Ahmad Pitoyo mengatakan bahwa para lender melakukan kesepakatan dengan PT DSI untuk rutin menyelenggarakan zoom meeting pada setiap akhir pekan. Namun pada 27 Desember 2025 tidak ada penyelenggaraan zoom meeting dan PT DSI menyampaikan surat kepada para lender bahwa hanya memiliki aset senilai Rp450 miliar yang tidak berbentuk ready cash.

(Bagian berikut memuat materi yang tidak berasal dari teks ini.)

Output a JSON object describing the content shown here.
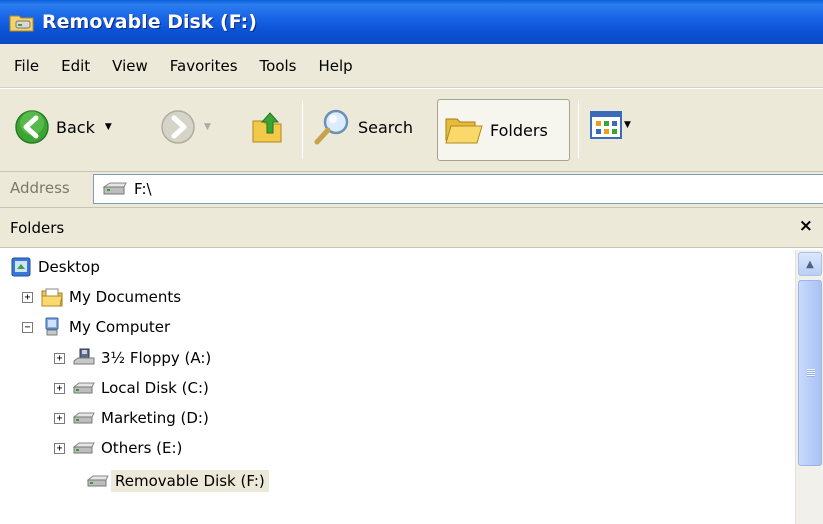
{
  "window": {
    "title": "Removable Disk (F:)",
    "icon": "drive-folder-icon"
  },
  "menu": [
    "File",
    "Edit",
    "View",
    "Favorites",
    "Tools",
    "Help"
  ],
  "toolbar": {
    "back_label": "Back",
    "search_label": "Search",
    "folders_label": "Folders"
  },
  "address": {
    "label": "Address",
    "value": "F:\\"
  },
  "folders_pane": {
    "title": "Folders",
    "close": "×"
  },
  "tree": {
    "desktop": "Desktop",
    "my_documents": "My Documents",
    "my_computer": "My Computer",
    "floppy": "3½ Floppy (A:)",
    "local_disk": "Local Disk (C:)",
    "marketing": "Marketing (D:)",
    "others": "Others (E:)",
    "removable": "Removable Disk (F:)"
  },
  "expanders": {
    "plus": "+",
    "minus": "−"
  },
  "colors": {
    "titlebar": "#0b53d6",
    "chrome": "#ece9d8",
    "selection": "#ece9d8"
  }
}
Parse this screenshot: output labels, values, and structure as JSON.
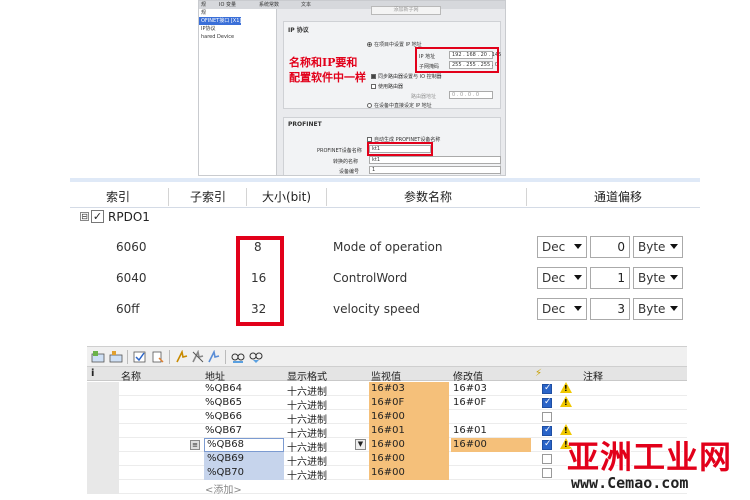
{
  "top_screenshot": {
    "tabs": [
      "规",
      "IO 变量",
      "系统常数",
      "文本"
    ],
    "tree_items": [
      "规",
      "OFINET接口 [X1]",
      "IP协议",
      "hared Device"
    ],
    "add_subnet_label": "添加新子网",
    "ip_section_title": "IP 协议",
    "radio_set_ip_in_project": "在项目中设置 IP 地址",
    "ip_address_label": "IP 地址",
    "ip_address_value": "192 . 168 . 20 . 145",
    "subnet_mask_label": "子网掩码",
    "subnet_mask_value": "255 . 255 . 255 . 0",
    "sync_router_label": "同步路由器设置与 IO 控制器",
    "use_router_label": "使用路由器",
    "router_address_label": "路由器地址",
    "router_address_value": "0 . 0 . 0 . 0",
    "radio_set_ip_on_device": "在设备中直接设定 IP 地址",
    "profinet_title": "PROFINET",
    "auto_generate_label": "自动生成 PROFINET设备名称",
    "device_name_label": "PROFINET设备名称",
    "device_name_value": "kt1",
    "converted_name_label": "转换的名称",
    "converted_name_value": "kt1",
    "device_number_label": "设备编号",
    "device_number_value": "1",
    "annotation_line1": "名称和IP要和",
    "annotation_line2": "配置软件中一样"
  },
  "pdo_table": {
    "headers": [
      "索引",
      "子索引",
      "大小(bit)",
      "参数名称",
      "通道偏移"
    ],
    "group_toggle": "⊟",
    "group_checked": "✓",
    "group_label": "RPDO1",
    "rows": [
      {
        "index": "6060",
        "size": "8",
        "name": "Mode of operation",
        "format": "Dec",
        "offset": "0",
        "unit": "Byte"
      },
      {
        "index": "6040",
        "size": "16",
        "name": "ControlWord",
        "format": "Dec",
        "offset": "1",
        "unit": "Byte"
      },
      {
        "index": "60ff",
        "size": "32",
        "name": "velocity speed",
        "format": "Dec",
        "offset": "3",
        "unit": "Byte"
      }
    ]
  },
  "watch_table": {
    "headers": {
      "idx": "i",
      "name": "名称",
      "address": "地址",
      "display_format": "显示格式",
      "monitor_value": "监视值",
      "modify_value": "修改值",
      "lightning": "⚡",
      "comment": "注释"
    },
    "rows": [
      {
        "address": "%QB64",
        "format": "十六进制",
        "monitor": "16#03",
        "modify": "16#03",
        "checked": true,
        "warn": true
      },
      {
        "address": "%QB65",
        "format": "十六进制",
        "monitor": "16#0F",
        "modify": "16#0F",
        "checked": true,
        "warn": true
      },
      {
        "address": "%QB66",
        "format": "十六进制",
        "monitor": "16#00",
        "modify": "",
        "checked": false,
        "warn": false
      },
      {
        "address": "%QB67",
        "format": "十六进制",
        "monitor": "16#01",
        "modify": "16#01",
        "checked": true,
        "warn": true
      },
      {
        "address": "%QB68",
        "format": "十六进制",
        "monitor": "16#00",
        "modify": "16#00",
        "checked": true,
        "warn": true
      },
      {
        "address": "%QB69",
        "format": "十六进制",
        "monitor": "16#00",
        "modify": "",
        "checked": false,
        "warn": false
      },
      {
        "address": "%QB70",
        "format": "十六进制",
        "monitor": "16#00",
        "modify": "",
        "checked": false,
        "warn": false
      }
    ],
    "add_row_label": "<添加>"
  },
  "watermark": {
    "logo_text": "亚洲工业网",
    "url": "www.Cemao.com"
  },
  "colors": {
    "highlight_red": "#e2001a",
    "monitor_orange": "#f5c07a",
    "selection_blue": "#c6d4ec"
  }
}
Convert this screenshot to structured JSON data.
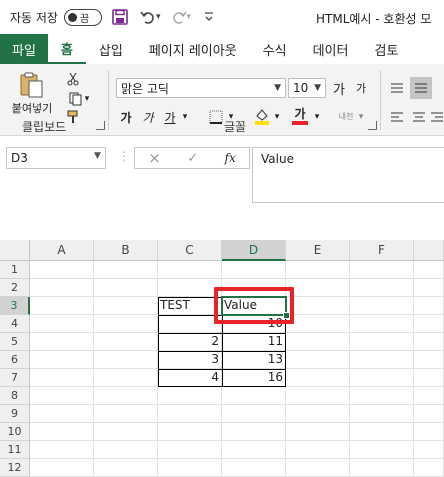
{
  "titlebar": {
    "autosave_label": "자동 저장",
    "autosave_state": "끔",
    "document_title": "HTML예시  -  호환성 모"
  },
  "tabs": [
    "파일",
    "홈",
    "삽입",
    "페이지 레이아웃",
    "수식",
    "데이터",
    "검토"
  ],
  "ribbon": {
    "clipboard_group": "클립보드",
    "paste_label": "붙여넣기",
    "font_group": "글꼴",
    "font_name": "맑은 고딕",
    "font_size": "10",
    "grow_font": "가",
    "shrink_font": "가",
    "bold": "가",
    "italic": "가",
    "underline": "가",
    "font_color_label": "가",
    "phonetic_label": "내천"
  },
  "formula_bar": {
    "name_box": "D3",
    "cancel": "×",
    "enter": "✓",
    "fx": "fx",
    "content": "Value"
  },
  "grid": {
    "columns": [
      "A",
      "B",
      "C",
      "D",
      "E",
      "F"
    ],
    "rows": [
      "1",
      "2",
      "3",
      "4",
      "5",
      "6",
      "7",
      "8",
      "9",
      "10",
      "11",
      "12"
    ],
    "selected_cell": "D3",
    "cells": {
      "C3": "TEST",
      "D3": "Value",
      "D4": "10",
      "C5": "2",
      "D5": "11",
      "C6": "3",
      "D6": "13",
      "C7": "4",
      "D7": "16"
    }
  },
  "colors": {
    "accent": "#217346",
    "highlight": "#e8232a"
  }
}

Para lender menemukan bahwa aset yang dimiliki oleh PT DSI tidak sampai senilai Rp450 miliar. Ada aset gedung dan kantor di mana itu dinilai ada sekitar Rp45 miliar sampai Rp50 miliar dan ada aset yang memerlukan proses hukum, menurut surat beliau (PT DSI).
 
Gak bisa percaya sih, PT DSI kayaknya hanya memberikan pengembalian dana sebesar 0,2 persen! Gimana caranya investornya bisa kehilangan uang sebanyak Rp1,4 triliun? Dan aku rasa 95 persen lender yang bergabung di paguyuban itu, sebenarnya sudah tahu sih bahwa ada masalah dengan PT DSI, tapi mereka masih terus berinvestasi. Aku pikir lebih baik kalau mereka mengutamakan keamanan dana daripada mencari keuntungan. Dan apa lagi, OJK kayaknya tidak bisa membuat perbedaan apa-apa dalam kesepakatan antara PT DSI dan lender. Aku rasa ini semua hanya cerita tentang bagaimana cara berinvestasi yang salah... 🤔
 
ini kasus yang serius banget! gak enak lihat investor terjebak dalam kerugian yang besar itu. padahal mereka sudah melakukan kesepakatan dengan PT DSI untuk rutin berzoom meeting, tapi akhirnya tidak ada hasil yang signifikan. dan apa lagi, aset yang dimiliki oleh PT DSI hanya sekitar Rp450 miliar, tapi mereka bilang itu ready cash! gak bisa dipercaya, sih... kira-kira bagaimana caranya para investor bisa dipertimbangkan untuk terus berinvestasi dalam kondisi seperti ini?
 
Pokoknya investor already sangat marah dan bingung. PT DSI bilang memiliki Rp450 miliar in asset tapi ternyata tidak apa-apa, hanya sekitar Rp45 miliar sampai Rp50 miliar yang bisa dipotong. Investor juga bilang ada aset yang memerlukan proses hukum, tapi gini juga kalau tidak ada hukum pun diasa aja sama-sama. Sementara itu, OJK bilang sudah membantu dan fasilitasi pertemuan dengan PT DSI, tapi ternyata apa yang dibuatkan proposal pengembalian itu kapan juga bisa dilakukan. Maka dari itu, saya rasa pihak investor harus lebih telaten dan jujur tentang aset yang dimiliki oleh PT DSI.
 
Gak percaya banget aja, PT DSI malah jujur kena rugi Rp1,4 triliun karena gagal bayar dana syariah. Saya rasa ini gampangnya terjadi karena tidak ada kontrol yang ketat. Sebagai mahasiswa, saya lihat kalau perusahaan malah menggunakan aset kecil untuk meminjam uang, tapi sebenarnya mereka punya aset yang lebih banyak, tetapi hanya menyimpan di tempat yang sulit diakses. Saya pikir ini harus ada kebijakan yang ketat agar perusahaan tidak bisa berkelahi-kelahi seperti ini. Kita harus membuat aturan yang jelas dan kuat sehingga semua perusahaan bisa beroperasi dengan adil dan transparan. 🤔💼
 
Wahhhww, apa kejadian ini? Dana Syariah Indonesia jadi gila bayar? 1,4 triliun rugi, makasih banget pada investor yang keberatan hal ini... siapa nanti yang salah, kalau ada salahnya sih harus dibebankan pada manajemen PT DSI aja, nggak usah semuanya sama-sama bahu membahu. Dan apa sih dengan aset senilai Rp450 miliar? Makasih banget pada OJK sudah fasilasi para lender, tapi nanti siapa yang harus ditanggung rugi ini?
 
Gak bisa percaya deh, kasus ini serasa like game cheat ya? Dana syariah yang dipinjamkan oleh lender ternyata jadi mainan kotor si PT DSI. Aset yang dijanjikan senilai Rp450 miliar? Gampangnya cuma Rp45-50 miliar aja! Para lender yang tergabung dalam paguyuban ini, gak sabar-sabar ya? Mereka sudah mengalami kerugian sebesar Rp1,4 triliun dan masih dijanjikan pengembalian 0,2 persen? Gagal banget!

Aku pikir apa yang bisa dilakukan lagi para lender? Aku rasa harus ada tindakan yang lebih serius dari pihak OJK. Mereka harus ambil tindakan yang benar-benar tegas dan tidak boleh lagi kalah-kalah dengan si PT DSI. Kalau tidak, aku rasa banyak lagi lender akan tertipu dan mengalami kerugian besar lagi!